Il fallait bien un prof pour profs comme guide pour aborder
la rétrospective de l’œuvre d’un artiste qui m’était jusque là complètement
inconnu. Et j’ai pu dépasser une anecdote insistante depuis que j’avais vu l’affiche
avec une barrière barbouillée qui me rappelait mon père ayant affublé un de ses
collègues agriculteurs du sobriquet de « Picasso », depuis que
celui-ci avait repeint une herse de façon approximative.
Une des rares toiles sur châssis : Le tambour major, vigoureux
et généreusement brossé dans les années 60, ouvre l’exposition se tenant
jusqu’au 28 janvier 2018.
Le jeune homme né en 1942 à Alès va voyager au Mexique et
aux Etats-Unis où il apprécie l’art minimaliste. Ses productions variées
s’apparentent également à l’ Arte povera.
Châssis avec feuille de plastique tendue fait
passer le support rigide des peintres pour une sculpture souple. Il
participa au groupe support/surface (67/ 71) dont le musée de Saint Etienne est
une place forte et que Claude Viallat résumait ainsi :
« Dezeuze peignait
des châssis sans toile, moi je peignais des toiles sans châssis et Saytour
l'image du châssis sur la toile. » http://blog-de-guy.blogspot.fr/2014/11/claude-viallat-et-confreres-montpellier.html
. Ils vont plus loin que Cézanne qui laissait parfois apparaître la
toile. Ils cassent aussi les modes de présentation classique, exposant par
exemple dans des villages et produisant leur propre critique.
Dès la quatrième salle, les triangulations qui
déconstruisent les perspectives habituelles, mènent parfois vers l’extérieur de
ces productions. Sans titre.
La peinture imprègne les tissus :
la Gaze, plus précisément la tarlatane, découpée,
soulignée de ruban adhésif, attire notre regard dans des coins où la rêverie
peut se réfugier.
En poursuivant le circuit, des portes
adossées aux murs sont plutôt des barrières que des lieux de passage devant
lesquelles sont rassemblées des Armes de poing, réalisations
enfantines genre art brut.
Les Palans familiers à l’artiste
sétois évoquent des jeux avec les tensions présentes dans plusieurs œuvres.
Comme
ces
Arbalètes
et arcs venus de l’imaginaire indien ou du moyen âge, vers qui
pointent-ils ?
Vide et plein, mouvement et stabilité s’opposent,
Par une forêt obscure II fait
référence à l’enfer de Dante.
Comme autant de perches à selfie qui se
seraient égarées dans des vergers,
ces
Objets de cueillette bricolés sont
des prolongements poétiques de la main.
Grille, tissage, moucharabieh,
croisillons, claustras : la Peinture sur panneau extensible inspire
et expire.
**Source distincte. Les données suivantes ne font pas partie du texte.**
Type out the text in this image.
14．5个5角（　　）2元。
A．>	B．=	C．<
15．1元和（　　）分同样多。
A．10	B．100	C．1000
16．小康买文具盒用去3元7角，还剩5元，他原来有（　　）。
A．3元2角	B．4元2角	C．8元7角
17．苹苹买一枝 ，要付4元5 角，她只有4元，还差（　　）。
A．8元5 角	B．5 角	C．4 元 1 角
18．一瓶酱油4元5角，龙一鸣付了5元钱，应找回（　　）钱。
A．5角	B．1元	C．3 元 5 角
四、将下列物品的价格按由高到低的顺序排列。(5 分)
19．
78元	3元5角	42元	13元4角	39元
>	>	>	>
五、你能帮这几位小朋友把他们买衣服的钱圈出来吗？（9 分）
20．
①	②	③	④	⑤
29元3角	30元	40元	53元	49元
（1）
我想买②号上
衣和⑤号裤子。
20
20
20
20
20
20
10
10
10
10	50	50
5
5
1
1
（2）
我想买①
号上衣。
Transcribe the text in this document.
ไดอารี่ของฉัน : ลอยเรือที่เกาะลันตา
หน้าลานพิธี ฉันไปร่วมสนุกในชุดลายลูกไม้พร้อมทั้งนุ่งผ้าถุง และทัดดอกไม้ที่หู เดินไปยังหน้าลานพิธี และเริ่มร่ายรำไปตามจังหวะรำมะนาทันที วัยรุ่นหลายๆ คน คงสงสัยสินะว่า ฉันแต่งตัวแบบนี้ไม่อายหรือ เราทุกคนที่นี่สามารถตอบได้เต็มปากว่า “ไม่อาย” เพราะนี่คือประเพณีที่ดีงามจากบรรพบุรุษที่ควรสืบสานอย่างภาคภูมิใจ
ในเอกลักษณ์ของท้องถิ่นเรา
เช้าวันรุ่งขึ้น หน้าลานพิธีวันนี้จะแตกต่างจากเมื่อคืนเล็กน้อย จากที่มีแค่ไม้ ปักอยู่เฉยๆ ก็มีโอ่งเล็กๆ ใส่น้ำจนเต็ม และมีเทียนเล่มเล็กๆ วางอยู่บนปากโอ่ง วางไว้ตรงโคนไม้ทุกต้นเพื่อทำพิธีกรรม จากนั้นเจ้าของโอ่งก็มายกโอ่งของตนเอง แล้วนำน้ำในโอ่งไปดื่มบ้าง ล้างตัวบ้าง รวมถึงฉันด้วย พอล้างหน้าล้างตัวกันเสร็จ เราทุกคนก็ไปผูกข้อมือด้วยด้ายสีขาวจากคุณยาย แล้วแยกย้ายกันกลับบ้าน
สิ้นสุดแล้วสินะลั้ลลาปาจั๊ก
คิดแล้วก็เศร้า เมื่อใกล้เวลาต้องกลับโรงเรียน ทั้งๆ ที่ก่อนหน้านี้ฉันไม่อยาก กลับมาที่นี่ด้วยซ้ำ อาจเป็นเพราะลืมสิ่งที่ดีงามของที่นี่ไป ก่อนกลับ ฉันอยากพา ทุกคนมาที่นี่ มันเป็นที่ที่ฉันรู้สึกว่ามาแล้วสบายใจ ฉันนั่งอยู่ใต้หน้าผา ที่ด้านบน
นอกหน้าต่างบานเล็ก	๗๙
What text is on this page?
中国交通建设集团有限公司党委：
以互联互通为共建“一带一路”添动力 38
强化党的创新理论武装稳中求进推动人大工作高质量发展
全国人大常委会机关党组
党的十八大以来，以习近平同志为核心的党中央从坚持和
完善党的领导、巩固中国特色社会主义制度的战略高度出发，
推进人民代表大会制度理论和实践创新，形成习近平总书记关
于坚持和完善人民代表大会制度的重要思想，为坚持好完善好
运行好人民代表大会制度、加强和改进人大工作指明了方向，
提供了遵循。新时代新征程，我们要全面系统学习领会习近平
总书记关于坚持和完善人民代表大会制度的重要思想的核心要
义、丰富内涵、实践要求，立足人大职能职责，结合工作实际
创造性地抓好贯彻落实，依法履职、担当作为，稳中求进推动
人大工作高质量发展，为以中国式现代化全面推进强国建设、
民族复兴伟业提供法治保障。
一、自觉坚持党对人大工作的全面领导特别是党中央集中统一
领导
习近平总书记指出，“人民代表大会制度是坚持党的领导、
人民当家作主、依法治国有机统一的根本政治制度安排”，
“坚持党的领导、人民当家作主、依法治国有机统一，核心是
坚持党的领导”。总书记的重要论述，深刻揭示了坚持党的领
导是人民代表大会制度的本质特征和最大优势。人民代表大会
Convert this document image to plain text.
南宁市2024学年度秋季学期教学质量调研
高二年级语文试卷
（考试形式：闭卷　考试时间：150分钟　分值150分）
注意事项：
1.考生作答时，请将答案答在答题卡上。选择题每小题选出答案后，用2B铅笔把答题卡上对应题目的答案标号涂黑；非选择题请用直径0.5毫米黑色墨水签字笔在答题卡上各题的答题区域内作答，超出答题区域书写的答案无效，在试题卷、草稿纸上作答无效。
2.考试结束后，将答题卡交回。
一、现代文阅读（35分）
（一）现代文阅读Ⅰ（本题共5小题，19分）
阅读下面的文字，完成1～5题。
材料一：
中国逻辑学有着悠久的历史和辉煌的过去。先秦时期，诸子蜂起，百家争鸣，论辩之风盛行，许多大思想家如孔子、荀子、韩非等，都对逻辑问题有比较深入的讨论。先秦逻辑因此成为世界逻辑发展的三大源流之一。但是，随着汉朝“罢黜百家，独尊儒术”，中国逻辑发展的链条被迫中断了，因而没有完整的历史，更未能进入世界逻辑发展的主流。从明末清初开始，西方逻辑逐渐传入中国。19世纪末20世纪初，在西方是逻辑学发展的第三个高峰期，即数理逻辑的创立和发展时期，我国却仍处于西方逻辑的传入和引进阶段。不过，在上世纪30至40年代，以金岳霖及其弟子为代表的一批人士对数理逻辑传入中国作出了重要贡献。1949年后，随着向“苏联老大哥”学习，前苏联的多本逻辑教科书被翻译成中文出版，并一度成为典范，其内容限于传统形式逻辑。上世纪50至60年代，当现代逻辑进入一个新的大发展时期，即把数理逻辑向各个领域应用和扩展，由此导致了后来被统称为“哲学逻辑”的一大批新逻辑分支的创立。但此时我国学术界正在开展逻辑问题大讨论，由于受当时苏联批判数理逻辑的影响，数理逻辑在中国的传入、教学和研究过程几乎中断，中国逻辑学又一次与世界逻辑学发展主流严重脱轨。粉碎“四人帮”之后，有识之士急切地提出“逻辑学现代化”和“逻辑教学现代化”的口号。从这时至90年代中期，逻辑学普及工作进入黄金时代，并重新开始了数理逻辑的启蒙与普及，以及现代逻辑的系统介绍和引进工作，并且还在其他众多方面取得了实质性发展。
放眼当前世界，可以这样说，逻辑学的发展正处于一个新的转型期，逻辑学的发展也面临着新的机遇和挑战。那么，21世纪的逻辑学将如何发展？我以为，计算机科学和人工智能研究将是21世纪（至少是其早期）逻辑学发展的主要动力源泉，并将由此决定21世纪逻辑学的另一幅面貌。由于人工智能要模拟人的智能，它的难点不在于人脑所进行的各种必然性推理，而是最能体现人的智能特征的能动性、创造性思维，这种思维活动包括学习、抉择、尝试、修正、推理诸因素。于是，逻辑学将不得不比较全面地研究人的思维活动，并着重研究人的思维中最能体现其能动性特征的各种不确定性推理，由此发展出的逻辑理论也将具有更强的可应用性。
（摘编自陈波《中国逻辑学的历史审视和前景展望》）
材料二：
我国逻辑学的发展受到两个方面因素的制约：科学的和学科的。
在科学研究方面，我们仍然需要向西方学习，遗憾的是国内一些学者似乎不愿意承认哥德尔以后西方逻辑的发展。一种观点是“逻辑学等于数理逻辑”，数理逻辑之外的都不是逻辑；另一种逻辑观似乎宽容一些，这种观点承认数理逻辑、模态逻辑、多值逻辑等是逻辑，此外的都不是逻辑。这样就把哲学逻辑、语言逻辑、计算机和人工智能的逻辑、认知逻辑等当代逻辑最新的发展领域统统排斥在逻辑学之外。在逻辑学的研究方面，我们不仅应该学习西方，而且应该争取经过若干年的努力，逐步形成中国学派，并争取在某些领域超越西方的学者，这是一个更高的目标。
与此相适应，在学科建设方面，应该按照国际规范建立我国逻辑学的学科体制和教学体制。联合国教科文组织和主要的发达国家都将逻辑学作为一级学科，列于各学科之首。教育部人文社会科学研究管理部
Des mâchoires tiennent les supports, « la peinture est
coincée » disait un enfant.
Les Réceptacles sont des
pièges de fortune, des nasses construites avec des riens comme font des gens de
peu.
Occasion de rappeler que Picasso avait fondu en bronze des voitures en
plastique pour
La Guenon et son petit, révolutionnant
une fois de plus le vocabulaire artistique.
Le cœur de la
Forêt obscure III est bien
impénétrable sous ses 28 couches. Morellet le voisin est plus léger.
Nous sommes bien dans un musée, des dessins sont là, qu’il
n’a jamais abandonnés :
La vie amoureuse des plantes
saisissent les soubresauts de la nature.
Trois diptyques inspirés par la philosophie chinoise font face
à des tissages issus de jardineries qui veulent évoquer des Pavillons,
des voiles et poursuivent les propositions visant à tordre le rectiligne en
courbe, passer du carré au cylindre, décoller du mur.
Des perles surgissent dans l’espace : Les
peintures qui perlent me parlent ; alors quand on dit qu’elles
sont décoratives, serait-ce péjoratif ?
Lions, bateaux, remparts et aigles se rencontrent en général
sur les blasons ; Dezeuze les parodie sur du papier peint. Ses Boucliers ne
protègeraient même pas du vent mais ils vont bien pour une parade métaphorique.
Papillons et Tableaux valises voisinent pour une
invitation au voyage en imaginant comment
remplir ces bagages vivement colorés, prêts à partir, surélevés par des
cales dynamisantes.
La visite se termine avec un labyrinthe
version1 de La forêt obscure où les formes géométriques se combinent, devant
une série de baguettes collées vibrantes de couleurs qui se souviennent de recherches
aux confins de la non-peinture … pour mieux y revenir. « Les lignes ont
bougé ».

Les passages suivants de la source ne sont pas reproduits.